A FORCED religious observance is a sacrifice which God abhors.
ANY power which undertakes to deal by law with an act on the basis of its immorality, assumes the wisdom to measure and the power to adequately punish sin; and thus doing, it assumes to stand in the place of God. Earthly powers can by their laws deal with acts only on the basis of their character as violative or not violative of human rights.
SECTARIAN appropriations of public money should be stopped not because some one sect is getting more than its share, thereby making the other sects jealous; but because it is not just to tax people to support that in which they do not believe, and in which they are prevented by conscience from having any representation.
THE doctrine that Christianity is in this country a part of the common law, is certainly very flattering to the common law, but not so flattering to Christianity. Great indeed must be the common law if Christianity is only a part of it. Christianity—the manifestation of supreme love to God and to our fellowmen—covers the whole individual life. It includes not only justice in dealing, but mercy as well; while the civil law can at most only aim at justice. Christianity is infinitely broader and higher than human law, and is administered by an infinitely higher power and authority. The doctrine that Christianity is a “part of the common law,” is one of the devil’s schemes to degrade Christianity.

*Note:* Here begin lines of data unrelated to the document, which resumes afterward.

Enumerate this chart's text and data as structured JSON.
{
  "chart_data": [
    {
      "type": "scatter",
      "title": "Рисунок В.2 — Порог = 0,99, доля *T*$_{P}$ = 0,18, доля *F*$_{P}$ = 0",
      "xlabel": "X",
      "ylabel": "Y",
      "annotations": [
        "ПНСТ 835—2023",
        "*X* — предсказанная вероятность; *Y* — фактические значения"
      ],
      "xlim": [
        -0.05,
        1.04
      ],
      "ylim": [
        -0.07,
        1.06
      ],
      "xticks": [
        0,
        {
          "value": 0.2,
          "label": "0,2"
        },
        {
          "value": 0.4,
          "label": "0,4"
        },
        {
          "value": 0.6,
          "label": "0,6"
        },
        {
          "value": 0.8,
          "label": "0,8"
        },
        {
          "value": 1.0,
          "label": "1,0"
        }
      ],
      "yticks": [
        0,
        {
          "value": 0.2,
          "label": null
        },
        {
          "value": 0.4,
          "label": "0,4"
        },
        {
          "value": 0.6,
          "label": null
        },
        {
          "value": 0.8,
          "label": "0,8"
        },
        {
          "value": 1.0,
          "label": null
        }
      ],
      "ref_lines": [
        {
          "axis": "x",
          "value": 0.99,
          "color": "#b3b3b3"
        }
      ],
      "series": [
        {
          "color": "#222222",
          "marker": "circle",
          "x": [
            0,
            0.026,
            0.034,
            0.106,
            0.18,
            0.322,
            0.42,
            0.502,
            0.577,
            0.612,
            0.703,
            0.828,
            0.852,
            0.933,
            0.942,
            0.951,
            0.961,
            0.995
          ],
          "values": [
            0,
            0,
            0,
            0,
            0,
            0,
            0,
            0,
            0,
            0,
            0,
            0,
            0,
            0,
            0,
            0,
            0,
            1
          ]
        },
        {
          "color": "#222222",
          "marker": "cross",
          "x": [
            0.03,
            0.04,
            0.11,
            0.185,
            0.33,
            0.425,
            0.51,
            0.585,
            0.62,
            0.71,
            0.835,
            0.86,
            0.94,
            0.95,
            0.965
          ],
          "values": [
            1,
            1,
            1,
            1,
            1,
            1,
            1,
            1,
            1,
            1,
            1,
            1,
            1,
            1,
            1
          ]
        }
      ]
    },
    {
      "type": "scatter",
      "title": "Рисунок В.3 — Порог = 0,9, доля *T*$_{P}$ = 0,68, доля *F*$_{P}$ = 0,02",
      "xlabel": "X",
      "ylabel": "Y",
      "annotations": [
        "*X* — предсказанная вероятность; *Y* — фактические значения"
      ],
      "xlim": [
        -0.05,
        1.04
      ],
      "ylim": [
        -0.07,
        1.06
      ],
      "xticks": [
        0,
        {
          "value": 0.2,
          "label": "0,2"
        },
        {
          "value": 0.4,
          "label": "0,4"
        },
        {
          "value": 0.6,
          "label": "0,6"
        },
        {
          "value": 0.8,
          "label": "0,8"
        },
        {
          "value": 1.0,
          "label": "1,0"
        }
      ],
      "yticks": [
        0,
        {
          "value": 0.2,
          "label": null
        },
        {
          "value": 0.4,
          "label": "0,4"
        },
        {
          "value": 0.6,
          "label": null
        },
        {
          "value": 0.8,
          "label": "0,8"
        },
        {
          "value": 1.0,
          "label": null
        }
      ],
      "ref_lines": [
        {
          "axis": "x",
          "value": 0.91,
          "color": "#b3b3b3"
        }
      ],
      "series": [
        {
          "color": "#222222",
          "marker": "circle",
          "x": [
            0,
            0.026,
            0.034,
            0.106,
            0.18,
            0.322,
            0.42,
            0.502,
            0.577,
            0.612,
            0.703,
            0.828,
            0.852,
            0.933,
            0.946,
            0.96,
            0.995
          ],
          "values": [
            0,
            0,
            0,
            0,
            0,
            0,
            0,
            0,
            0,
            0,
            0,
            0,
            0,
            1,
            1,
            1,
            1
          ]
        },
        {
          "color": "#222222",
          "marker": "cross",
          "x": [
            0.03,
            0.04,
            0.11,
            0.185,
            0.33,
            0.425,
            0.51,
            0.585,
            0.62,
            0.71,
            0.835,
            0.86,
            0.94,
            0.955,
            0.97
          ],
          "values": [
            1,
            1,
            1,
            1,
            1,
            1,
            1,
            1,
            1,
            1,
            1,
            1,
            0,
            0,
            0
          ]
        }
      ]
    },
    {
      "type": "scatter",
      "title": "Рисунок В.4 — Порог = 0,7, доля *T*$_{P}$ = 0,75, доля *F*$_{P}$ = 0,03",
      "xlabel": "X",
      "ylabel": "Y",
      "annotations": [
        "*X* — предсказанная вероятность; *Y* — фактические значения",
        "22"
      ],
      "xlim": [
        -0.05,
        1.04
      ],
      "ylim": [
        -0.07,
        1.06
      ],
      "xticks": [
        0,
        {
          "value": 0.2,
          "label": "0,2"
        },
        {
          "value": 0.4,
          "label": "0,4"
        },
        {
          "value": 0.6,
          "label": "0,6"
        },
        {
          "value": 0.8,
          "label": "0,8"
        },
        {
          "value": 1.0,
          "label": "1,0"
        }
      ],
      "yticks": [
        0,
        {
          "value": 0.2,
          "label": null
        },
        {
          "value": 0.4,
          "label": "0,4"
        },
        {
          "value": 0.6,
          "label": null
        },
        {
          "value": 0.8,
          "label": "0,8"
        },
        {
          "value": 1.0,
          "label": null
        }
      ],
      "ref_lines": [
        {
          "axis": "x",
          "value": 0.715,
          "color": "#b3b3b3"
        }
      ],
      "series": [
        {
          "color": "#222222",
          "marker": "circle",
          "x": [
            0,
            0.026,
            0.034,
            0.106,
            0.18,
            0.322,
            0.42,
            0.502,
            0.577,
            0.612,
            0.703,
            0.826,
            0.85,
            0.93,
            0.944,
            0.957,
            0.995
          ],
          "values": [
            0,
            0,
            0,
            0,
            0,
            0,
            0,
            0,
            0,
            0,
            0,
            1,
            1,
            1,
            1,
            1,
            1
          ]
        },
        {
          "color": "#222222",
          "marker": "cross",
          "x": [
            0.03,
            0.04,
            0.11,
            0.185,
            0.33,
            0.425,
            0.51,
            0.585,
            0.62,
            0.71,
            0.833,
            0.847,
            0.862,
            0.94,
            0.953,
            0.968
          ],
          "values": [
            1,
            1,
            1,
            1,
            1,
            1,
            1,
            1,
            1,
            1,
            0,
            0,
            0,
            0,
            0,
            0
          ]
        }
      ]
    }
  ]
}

WE are told by the advocates of Sunday laws that Sunday rest, being merely the observance of a “civil sabbath,” can be enforced without any interference with the rights of conscience. But those who have most to say on this line are always those who are most zealous for Sunday as a religious institution. Have these persons a clearer insight than others into the nature of things purely civil? or does their religious zeal eclipse their discernment of truth and justice? Why does disregard of the “civil sabbath” “disturb” only those who are zealous for the religious sabbath? Why does honest labor, not objectionable to any upon six days of the week, become a “nuisance” to certain ones upon one particular day of each week, if not upon religious grounds?